When Tom Voden came to us in the Mathematics Division some eight or more years ago, I was interested to hear him utter the word "Beast" as a highly laudatory description of a remarkable student. Of course, I had been familiar with other uses of the word besides the hairy counterpoint to "Beauty" such as, "Don't be such a beast," or "You're so beastly!" (You will have to excuse me but I just finished another incredibly sentimental episode of 'Downton'.) However, I was quickly able to discern that this was an entirely new use of the word 'beast'. And given Tom's not very advanced chronos, he was either 26 or 27 years old at the time, he couldn't remember which, I felt certain that this was very likely an expression in common usage among the carefree young. I was drawn to it, but I failed to get in the habit of using it. I tried it out on Dr. Riggs once when he was here serving as our Interim President, "You're a beast, Dr. Riggs!" I yelled out at a faculty meeting. But it didn't seem to go over well. And now that he is rumored to be writing a book about the GCC governance process, I somehow feel responsible.

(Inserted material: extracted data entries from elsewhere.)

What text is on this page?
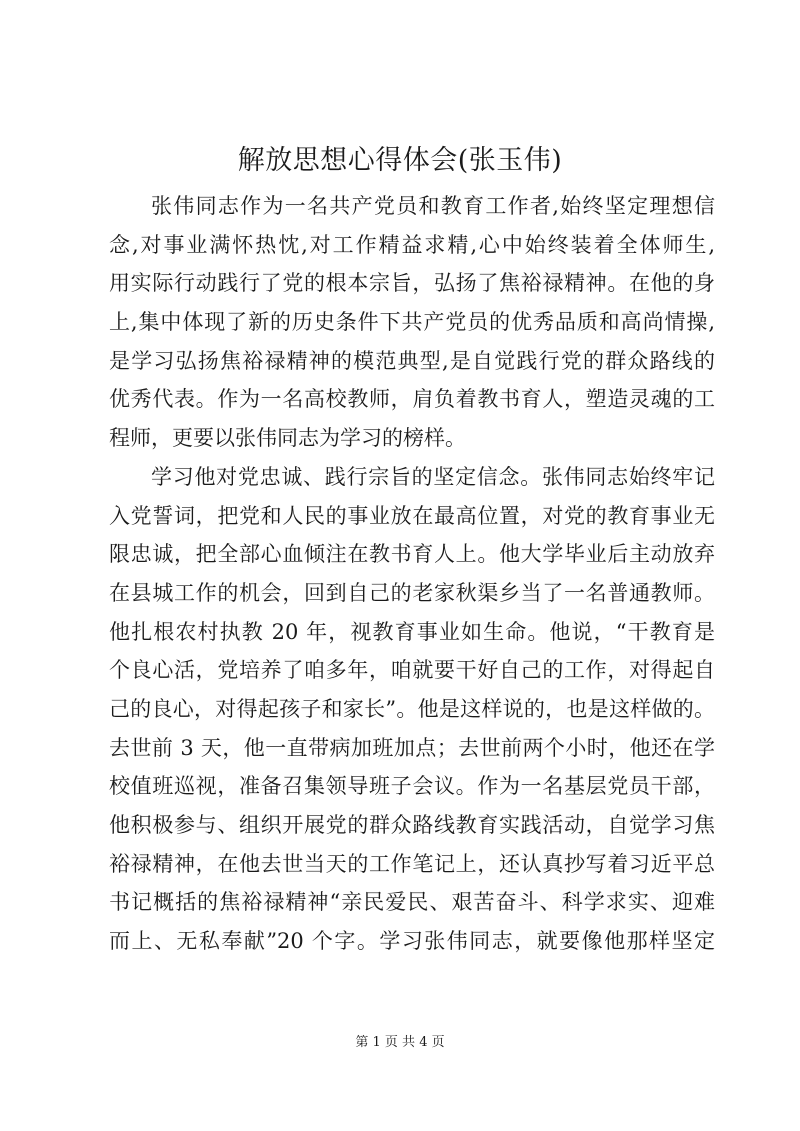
解放思想心得体会(张玉伟)
张伟同志作为一名共产党员和教育工作者,始终坚定理想信
念,对事业满怀热忱,对工作精益求精,心中始终装着全体师生,
用实际行动践行了党的根本宗旨，弘扬了焦裕禄精神。在他的身
上,集中体现了新的历史条件下共产党员的优秀品质和高尚情操,
是学习弘扬焦裕禄精神的模范典型,是自觉践行党的群众路线的
优秀代表。作为一名高校教师，肩负着教书育人，塑造灵魂的工
程师，更要以张伟同志为学习的榜样。
学习他对党忠诚、践行宗旨的坚定信念。张伟同志始终牢记
入党誓词，把党和人民的事业放在最高位置，对党的教育事业无
限忠诚，把全部心血倾注在教书育人上。他大学毕业后主动放弃
在县城工作的机会，回到自己的老家秋渠乡当了一名普通教师。
他扎根农村执教 20 年，视教育事业如生命。他说，“干教育是
个良心活，党培养了咱多年，咱就要干好自己的工作，对得起自
己的良心，对得起孩子和家长”。他是这样说的，也是这样做的。
去世前 3 天，他一直带病加班加点；去世前两个小时，他还在学
校值班巡视，准备召集领导班子会议。作为一名基层党员干部，
他积极参与、组织开展党的群众路线教育实践活动，自觉学习焦
裕禄精神，在他去世当天的工作笔记上，还认真抄写着习近平总
书记概括的焦裕禄精神“亲民爱民、艰苦奋斗、科学求实、迎难
而上、无私奉献”20 个字。学习张伟同志，就要像他那样坚定
第 1 页 共 4 页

All of this is a long preamble to what I learned from my Calc II students this past Winter on this subject. I had this wonderful class, one that comes along only every few years. Three and a half hours, five mornings a week for five weeks. It seemed like a good portion of the class was spent in me badgering (or perhaps battering) them with questions. The energy level was high. No flipping, no group work, just questions. At one point a young man came up with an innovative response and I shouted, "Edgar, you are a ..." I stopped. If I called him a beast he might be offended. So I said to the class in a much calmer voice, "What word would you use? Beast, maybe?" Everyone laughed. "No, no, no. No one would say that." "What, then?", I inquired. "Savage," was the response from a student named Joey. "Like, Stathis, you're savage!" This greatly surprised me. I had not heard it before. But I liked it. "Wait a minute," I said. "Am I savage or am I a savage?" "Either way," Joey said. For the rest of the semester, the class and I traded off referring to each other, of course only at the appropriate times, as "savage."

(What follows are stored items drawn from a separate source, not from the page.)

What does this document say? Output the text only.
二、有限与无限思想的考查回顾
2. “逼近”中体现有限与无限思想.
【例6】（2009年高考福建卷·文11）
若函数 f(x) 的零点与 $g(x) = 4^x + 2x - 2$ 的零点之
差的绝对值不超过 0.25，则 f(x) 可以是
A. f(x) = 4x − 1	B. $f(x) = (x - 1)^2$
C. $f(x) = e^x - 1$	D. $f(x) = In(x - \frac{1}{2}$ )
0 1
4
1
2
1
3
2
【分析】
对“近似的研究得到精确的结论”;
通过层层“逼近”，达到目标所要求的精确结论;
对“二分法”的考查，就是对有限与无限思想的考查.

But this is not the end of the story. In the middle of this madness, I applied for the Student Equity Coordinator position here at GCC. For the interview, I was to give a 10 minute presentation on the Student Equity programs here. I figured everyone would do a conventional PowerPoint so, somehow the notion hatched to write a short play that included a dialogue between Socrates playing the student equity coordinator and a young Frederick Douglass playing a new GCC student, and two other such dialogues. I had the interview committee play the parts. If I remember correctly, Paul Schlossman was Socrates and Ed Karpp may have been Sigmund Freud. It was brilliant, but then again, I am not totally impartial.

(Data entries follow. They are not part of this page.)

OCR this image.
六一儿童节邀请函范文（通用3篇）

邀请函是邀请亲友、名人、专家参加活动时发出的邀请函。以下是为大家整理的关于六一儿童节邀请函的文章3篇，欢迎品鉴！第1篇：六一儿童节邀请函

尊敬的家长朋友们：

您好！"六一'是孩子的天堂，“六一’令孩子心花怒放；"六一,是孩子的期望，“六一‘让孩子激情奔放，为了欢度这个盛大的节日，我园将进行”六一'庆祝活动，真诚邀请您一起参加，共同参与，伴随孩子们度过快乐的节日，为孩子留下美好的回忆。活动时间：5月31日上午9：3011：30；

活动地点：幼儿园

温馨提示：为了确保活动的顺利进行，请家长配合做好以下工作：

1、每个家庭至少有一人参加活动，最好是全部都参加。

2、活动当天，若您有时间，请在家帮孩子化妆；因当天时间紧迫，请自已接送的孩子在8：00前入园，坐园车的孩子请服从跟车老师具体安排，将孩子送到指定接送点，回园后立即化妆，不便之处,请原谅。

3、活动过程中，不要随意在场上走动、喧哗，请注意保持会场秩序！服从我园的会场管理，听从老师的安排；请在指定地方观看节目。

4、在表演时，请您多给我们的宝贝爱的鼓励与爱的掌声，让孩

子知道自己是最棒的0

However, I felt I needed to make the students' language authentic. So I asked my students for some youthster lexicon to spice up the student speeches. They were rather noncommittal. I suspect there is some code of honor about giving away the fountain of youth. One bright light, named Jay, suggested I use dabbing, which if you don't know, is a beautifully theatrical gesture that looks like you are blowing your nose on your shirt sleeve while raising your other arm out to the side. Pointing and staring at some unseen object in the distance is optional. Apparently, Cam Newton was supposed to demonstrate it at the Superbowl, but it didn't work out. Another student suggested just to google for some new words, which I did. I used "awz" for awesome, "cra-cra" for crazy and I even made up one of my own, "awks" for awkward. But the funny thing was, after all this research, I didn't get a final interview! Amazeballs. I like to think that the committee was trying to figure out if my play was ahead of its time or just one more Greek tragedy. Or perhaps I was just a bit too savage.